By its own terms, Donald T. Critchlow’s In Defense of Populism: Protest and American Democracy generally “provides less a taxonomy of populists grassroots movements,” though it does do that, “than an argument for the importance of grassroots activism, as disquieting as it is to its critics, as essential to democratic reform in the American political tradition.” (Emphasis in original.)

By 2016 in America, according to Critchlow in a later part of that book-length argument, which is very well-made, “[r]ight and left shared little—except on a single point: government should not be trusted. And for grassroots activists, left and right, the only solution to government controlled by elites, special interests, and inside politicians lay in a popular insurgency—at the polls or in the streets.”

Specifically, this century’s social protests have included “the Tea Party, Occupy Wall Street, Black Lives Matter, Antifa, and others,” he continues. “These organizations and groupings have failed, however, to coalesce.”

Many of them “are less grassroots organizations than ‘astro-turf’ groupings funded and sometimes created by special interests aligned with partisan factions within the Republican and Democratic parties,” notes Critchlow, an Arizona State University professor who specializes in political history. As examples, he cites billionaire brothers Charles and David Koch as funders of FreedomWorks on the right and billionaire George Soros and his Open Society Foundations as “major funders of many left-wing activist groups.”

Critchlow then observes:

As a consequence, grassroots social protest takes on a different meaning in a world of wealthy benefactors with their own social and political agendas. Movements in the past often attracted wealthy benefactors, frequently local or state figures. Today, however, multibillionaires and well-endowed philanthropic foundations have poured unprecedented amounts into supporting grassroots activism as well as partisan political campaigns.
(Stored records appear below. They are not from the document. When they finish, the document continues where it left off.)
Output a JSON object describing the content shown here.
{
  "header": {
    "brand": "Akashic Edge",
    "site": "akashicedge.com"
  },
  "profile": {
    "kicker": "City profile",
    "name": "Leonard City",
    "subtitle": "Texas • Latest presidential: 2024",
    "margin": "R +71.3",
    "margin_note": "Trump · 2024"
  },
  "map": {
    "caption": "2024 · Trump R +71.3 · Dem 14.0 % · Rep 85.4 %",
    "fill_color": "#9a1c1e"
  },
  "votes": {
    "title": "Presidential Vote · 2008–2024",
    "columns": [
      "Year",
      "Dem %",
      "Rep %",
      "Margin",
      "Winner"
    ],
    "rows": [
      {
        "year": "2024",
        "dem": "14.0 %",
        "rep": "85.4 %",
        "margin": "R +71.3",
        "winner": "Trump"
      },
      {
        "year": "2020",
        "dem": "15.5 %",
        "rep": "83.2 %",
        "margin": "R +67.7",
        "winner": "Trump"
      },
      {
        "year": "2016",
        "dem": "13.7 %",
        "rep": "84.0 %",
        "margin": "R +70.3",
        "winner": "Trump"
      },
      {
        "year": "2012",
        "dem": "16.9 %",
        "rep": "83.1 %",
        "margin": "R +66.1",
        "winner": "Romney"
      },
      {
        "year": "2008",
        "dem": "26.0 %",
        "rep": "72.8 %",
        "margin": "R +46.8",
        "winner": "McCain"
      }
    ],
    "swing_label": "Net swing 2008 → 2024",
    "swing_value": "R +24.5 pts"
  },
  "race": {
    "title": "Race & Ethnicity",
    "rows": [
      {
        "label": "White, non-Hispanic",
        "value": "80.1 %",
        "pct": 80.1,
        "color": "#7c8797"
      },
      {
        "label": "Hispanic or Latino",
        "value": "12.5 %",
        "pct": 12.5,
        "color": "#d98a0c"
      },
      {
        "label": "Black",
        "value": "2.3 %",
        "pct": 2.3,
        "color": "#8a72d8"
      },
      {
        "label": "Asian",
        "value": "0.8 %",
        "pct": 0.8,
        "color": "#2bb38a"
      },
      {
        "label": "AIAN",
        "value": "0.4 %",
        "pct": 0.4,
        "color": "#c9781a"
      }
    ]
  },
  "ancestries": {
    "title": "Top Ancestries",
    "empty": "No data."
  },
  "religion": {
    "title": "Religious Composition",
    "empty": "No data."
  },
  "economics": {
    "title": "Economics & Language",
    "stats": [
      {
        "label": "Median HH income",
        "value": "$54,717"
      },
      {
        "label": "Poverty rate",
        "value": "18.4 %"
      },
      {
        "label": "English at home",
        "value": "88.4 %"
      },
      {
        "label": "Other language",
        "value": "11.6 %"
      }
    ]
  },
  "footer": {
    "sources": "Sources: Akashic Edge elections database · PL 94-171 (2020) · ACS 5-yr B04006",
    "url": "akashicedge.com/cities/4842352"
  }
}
Indeed, today’s politics of the street appears closer to that of the late Roman Republic when oligarchs, such as Caesar, Sulla, and Catiline, organized mobs to serve their factional interests.

Tension 

One of the past movements that In Defense of Populism covers is anti-communism. “Although many leading anti-communist organizations and leaders received support from big donors and conservative foundations, the anti-communist crusade struck a chord with the larger public,” according to Critchlow. “Many average Americans did not need advertisers or corporations to convince them to be anti-communist or Christian.” Or, or course, oligarchic organizers.

[caption id="attachment_77065" align="alignnone" width="180"] Critchlow (Wikimedia Commons)[/caption]

Critchlow also addresses more-recent conservatism, and its funding. “The differences between Koch libertarianism and Tea Party conservatism signaled the first signs of fissure between the Koch brothers and Republican conservatism, which ruptured when Donald Trump won the White House in 2016,” he writes, after having issue-specifically summarized some of these differences. “By then, many conservatives in the Republican base were attacking the Kochs as globalists out for their own interests.”

There was a tension, exacerbated by the wealth, and its philanthropic expression.

Tension again

Elsewhere, Critchlow references the Borealis Philanthropy’s 2019 partnership with Black Lives Matter to fund the Black-Led Movement Fund. “The Borealis Philanthropy was created in 2014 in Minneapolis to serve as an intermediary between philanthropic foundations and social activist organizations,” he writes, and it “played a critical role in securing a six-year commitment from the Ford Foundation to Black Lives Matter.” Prior to the Ford commitment, he reports, the Black-Led Movement Fund had received funding from six other large grantmakers that he lists.

“The foundations supporting Black Lives Matter express genuine concerns about justice in America, and their support of activists involved in a movement for racial justice is intended to strengthen participation with American democracy,” Critchlow writes. “In a polarized political environment, however, funding support from foundations and private donors with deep pockets reinforces the belief among right-wing voters that an insidious axis of elites has been created.”

There is already and may be a growing resentful tension between grassroots grant recipients pursuing social justice as they see it and those progressive elites pursuing “strategic philanthropy” and paying the grassroots groups’ bills, moreover.

Tension again, and again heightened—and not necessarily unhealthily—because of the relevant riches being disbursed and dispersed.

Democracy and disquiet

Critchlow’s historically informed survey and wise insights in In Defense of Populism show that populism hasn’t always been and still isn’t so easily purchasable—which is good for the people, and for politics. Thankfully for democracy, though disquietingly to some, people and their populism aren’t so easily sullied by a Sulla and his specie.